Long-term outcome of acute tubular necrosis: A contribution to its natural history
Author(s) -
Fernando Liaño,
C. Felipe,
M.T Tenorio,
Maite Rivera,
Víctor Abraira,
J.-M. Sáez-de-Urturi,
Juan Ocaña,
C. Fuentes,
Samir Venâncio Godinho Severiano
Publication year - 2007
Publication title -
kidney international
Language(s) - English
Resource type - Journals
SCImago Journal Rank - 3.499
H-Index - 276
eISSN - 1523-1755
pISSN - 0085-2538
DOI - 10.1038/sj.ki.5002086
Subject(s) - medicine , hazard ratio , renal function , comorbidity , proportional hazards model , natural history , acute tubular necrosis , polytrauma , survival analysis , dialysis , surgery , confidence interval
As long-term outcome studies of acute renal failure (ARF) are scarce and non-homogeneous, we studied 187 consecutive acute tubular necrosis (ATN) patients without previous nephropathies, discharged alive from our hospital between October 77 and December 92 and followed-up until December 99 (range 7-22 years; median 7.2).
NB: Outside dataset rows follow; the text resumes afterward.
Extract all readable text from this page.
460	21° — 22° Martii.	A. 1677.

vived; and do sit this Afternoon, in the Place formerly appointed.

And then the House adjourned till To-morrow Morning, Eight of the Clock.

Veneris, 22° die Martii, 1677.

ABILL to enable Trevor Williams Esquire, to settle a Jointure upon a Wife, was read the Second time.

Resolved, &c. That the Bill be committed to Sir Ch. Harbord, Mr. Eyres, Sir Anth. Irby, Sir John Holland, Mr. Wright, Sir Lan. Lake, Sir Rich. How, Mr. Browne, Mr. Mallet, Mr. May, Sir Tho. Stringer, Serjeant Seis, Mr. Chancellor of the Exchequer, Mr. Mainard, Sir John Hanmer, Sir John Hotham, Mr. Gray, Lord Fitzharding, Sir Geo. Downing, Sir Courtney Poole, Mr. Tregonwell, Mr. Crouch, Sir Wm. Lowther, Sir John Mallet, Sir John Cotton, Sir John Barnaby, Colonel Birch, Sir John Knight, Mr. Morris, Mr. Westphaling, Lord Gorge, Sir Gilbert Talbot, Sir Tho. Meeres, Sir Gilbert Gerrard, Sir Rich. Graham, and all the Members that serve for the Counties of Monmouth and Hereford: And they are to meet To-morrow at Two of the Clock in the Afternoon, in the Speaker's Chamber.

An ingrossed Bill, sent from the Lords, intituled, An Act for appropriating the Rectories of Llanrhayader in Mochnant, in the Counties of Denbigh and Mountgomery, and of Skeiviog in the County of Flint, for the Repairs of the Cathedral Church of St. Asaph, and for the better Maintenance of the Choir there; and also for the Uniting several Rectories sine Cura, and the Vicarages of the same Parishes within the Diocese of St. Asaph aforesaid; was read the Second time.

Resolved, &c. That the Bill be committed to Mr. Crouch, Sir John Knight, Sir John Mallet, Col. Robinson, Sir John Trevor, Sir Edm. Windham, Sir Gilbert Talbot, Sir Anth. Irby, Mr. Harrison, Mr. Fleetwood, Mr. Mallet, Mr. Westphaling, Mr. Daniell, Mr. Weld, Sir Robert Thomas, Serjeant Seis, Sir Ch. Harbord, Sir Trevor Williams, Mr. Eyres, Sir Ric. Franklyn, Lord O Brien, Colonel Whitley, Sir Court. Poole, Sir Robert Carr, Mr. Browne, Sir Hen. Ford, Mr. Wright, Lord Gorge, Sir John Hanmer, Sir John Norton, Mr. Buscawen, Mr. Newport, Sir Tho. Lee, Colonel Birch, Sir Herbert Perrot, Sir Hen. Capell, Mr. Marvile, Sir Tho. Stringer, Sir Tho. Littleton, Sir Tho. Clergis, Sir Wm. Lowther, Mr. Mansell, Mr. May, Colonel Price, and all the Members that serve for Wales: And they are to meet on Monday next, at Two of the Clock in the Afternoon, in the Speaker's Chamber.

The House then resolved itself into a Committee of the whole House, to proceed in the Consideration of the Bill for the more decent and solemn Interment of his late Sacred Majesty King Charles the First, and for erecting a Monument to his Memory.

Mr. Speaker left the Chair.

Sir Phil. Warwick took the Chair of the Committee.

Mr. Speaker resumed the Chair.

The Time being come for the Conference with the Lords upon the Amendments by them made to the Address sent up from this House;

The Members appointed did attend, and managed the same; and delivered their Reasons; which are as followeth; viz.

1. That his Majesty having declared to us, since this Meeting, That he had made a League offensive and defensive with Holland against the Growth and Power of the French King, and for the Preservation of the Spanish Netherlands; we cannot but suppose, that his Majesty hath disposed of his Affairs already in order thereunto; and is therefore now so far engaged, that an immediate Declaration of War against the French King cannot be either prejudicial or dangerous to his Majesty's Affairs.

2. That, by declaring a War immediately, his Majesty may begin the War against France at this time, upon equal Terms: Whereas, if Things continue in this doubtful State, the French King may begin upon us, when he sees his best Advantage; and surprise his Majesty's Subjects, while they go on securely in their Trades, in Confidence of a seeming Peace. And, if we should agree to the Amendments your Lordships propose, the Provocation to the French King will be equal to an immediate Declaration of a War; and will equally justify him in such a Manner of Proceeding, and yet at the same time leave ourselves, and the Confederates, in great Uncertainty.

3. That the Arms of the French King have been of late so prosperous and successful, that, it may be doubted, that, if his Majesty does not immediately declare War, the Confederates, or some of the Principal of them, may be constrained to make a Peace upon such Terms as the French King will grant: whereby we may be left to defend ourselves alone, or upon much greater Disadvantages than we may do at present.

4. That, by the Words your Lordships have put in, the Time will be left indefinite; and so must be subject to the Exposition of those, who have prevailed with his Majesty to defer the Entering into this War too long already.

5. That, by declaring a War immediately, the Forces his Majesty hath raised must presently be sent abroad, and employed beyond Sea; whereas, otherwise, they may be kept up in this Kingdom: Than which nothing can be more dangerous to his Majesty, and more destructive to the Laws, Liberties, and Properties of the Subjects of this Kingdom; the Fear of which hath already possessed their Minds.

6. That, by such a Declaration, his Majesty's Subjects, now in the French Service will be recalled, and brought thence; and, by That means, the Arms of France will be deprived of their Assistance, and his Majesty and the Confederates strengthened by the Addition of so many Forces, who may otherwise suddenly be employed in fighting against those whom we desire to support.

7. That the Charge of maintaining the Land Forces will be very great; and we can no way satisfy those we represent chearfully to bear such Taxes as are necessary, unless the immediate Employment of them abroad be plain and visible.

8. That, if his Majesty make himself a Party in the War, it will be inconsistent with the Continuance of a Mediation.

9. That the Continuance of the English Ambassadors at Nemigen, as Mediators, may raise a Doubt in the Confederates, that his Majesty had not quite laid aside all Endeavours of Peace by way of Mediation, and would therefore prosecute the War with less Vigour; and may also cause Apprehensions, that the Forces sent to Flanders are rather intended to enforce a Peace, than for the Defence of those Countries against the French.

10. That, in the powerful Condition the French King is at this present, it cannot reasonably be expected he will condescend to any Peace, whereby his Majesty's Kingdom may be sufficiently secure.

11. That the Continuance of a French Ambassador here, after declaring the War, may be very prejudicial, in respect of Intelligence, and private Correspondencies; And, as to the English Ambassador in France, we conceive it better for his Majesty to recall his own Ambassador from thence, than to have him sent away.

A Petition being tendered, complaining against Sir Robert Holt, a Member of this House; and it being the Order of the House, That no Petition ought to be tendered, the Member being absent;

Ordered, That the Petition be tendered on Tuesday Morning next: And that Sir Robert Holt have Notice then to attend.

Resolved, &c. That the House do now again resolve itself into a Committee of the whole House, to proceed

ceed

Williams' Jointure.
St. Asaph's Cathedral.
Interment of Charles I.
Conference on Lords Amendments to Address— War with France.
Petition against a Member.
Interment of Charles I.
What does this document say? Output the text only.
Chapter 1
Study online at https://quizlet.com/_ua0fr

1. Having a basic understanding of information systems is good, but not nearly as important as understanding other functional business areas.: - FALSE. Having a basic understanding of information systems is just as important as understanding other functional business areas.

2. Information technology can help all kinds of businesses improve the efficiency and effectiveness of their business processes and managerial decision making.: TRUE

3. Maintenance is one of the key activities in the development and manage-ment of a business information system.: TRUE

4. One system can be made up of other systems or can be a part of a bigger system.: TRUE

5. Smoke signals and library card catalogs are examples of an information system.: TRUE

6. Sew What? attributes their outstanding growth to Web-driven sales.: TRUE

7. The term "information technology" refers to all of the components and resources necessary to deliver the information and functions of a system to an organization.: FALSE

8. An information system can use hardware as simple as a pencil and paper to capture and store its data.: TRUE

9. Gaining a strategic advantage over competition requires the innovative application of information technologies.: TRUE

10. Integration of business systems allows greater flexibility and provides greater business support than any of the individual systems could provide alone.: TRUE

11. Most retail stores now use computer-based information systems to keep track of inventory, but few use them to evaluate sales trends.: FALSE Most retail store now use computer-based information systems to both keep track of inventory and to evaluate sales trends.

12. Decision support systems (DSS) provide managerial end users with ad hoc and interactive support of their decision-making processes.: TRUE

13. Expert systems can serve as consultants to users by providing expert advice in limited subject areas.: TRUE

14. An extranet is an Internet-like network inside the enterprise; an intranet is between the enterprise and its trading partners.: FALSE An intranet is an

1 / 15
Variables were analyzed at the time of the acute episode and during follow-up. In 2000-2001 a clinical evaluation was made in 58 of the 82 patients still alive. Ten patients were lost to follow-up and 95 died. In 59% death was related with the disease present when the ATN developed. Kaplan-Meir survival curve showed 89, 67, 50, and 40% at 1, 5, 10, and 15 years, respectively, after discharge. Survival curves were significantly better (log-rank P<0.001) among the youngest, those surviving a polytrauma, those without comorbidity and surprisingly those treated in intensive care units. The proportional Cox model showed that age (hazard ratio (HR) 1.04 per year of age; P=0.000), presence of comorbid factors (HR 4.29; P=0.006), surgical admission (HR 0.45; P=0.000), and male sex (HR 1.72; P=0.020) were the variables associated with long-term follow-up. In the evaluated patients renal function was normal in 81%. Long-term outcome after ARF depends on absence of co-morbid factors, cause of initial admission and age. Although the late mortality rate is high and related with the original disease, renal function is adequate in most patients.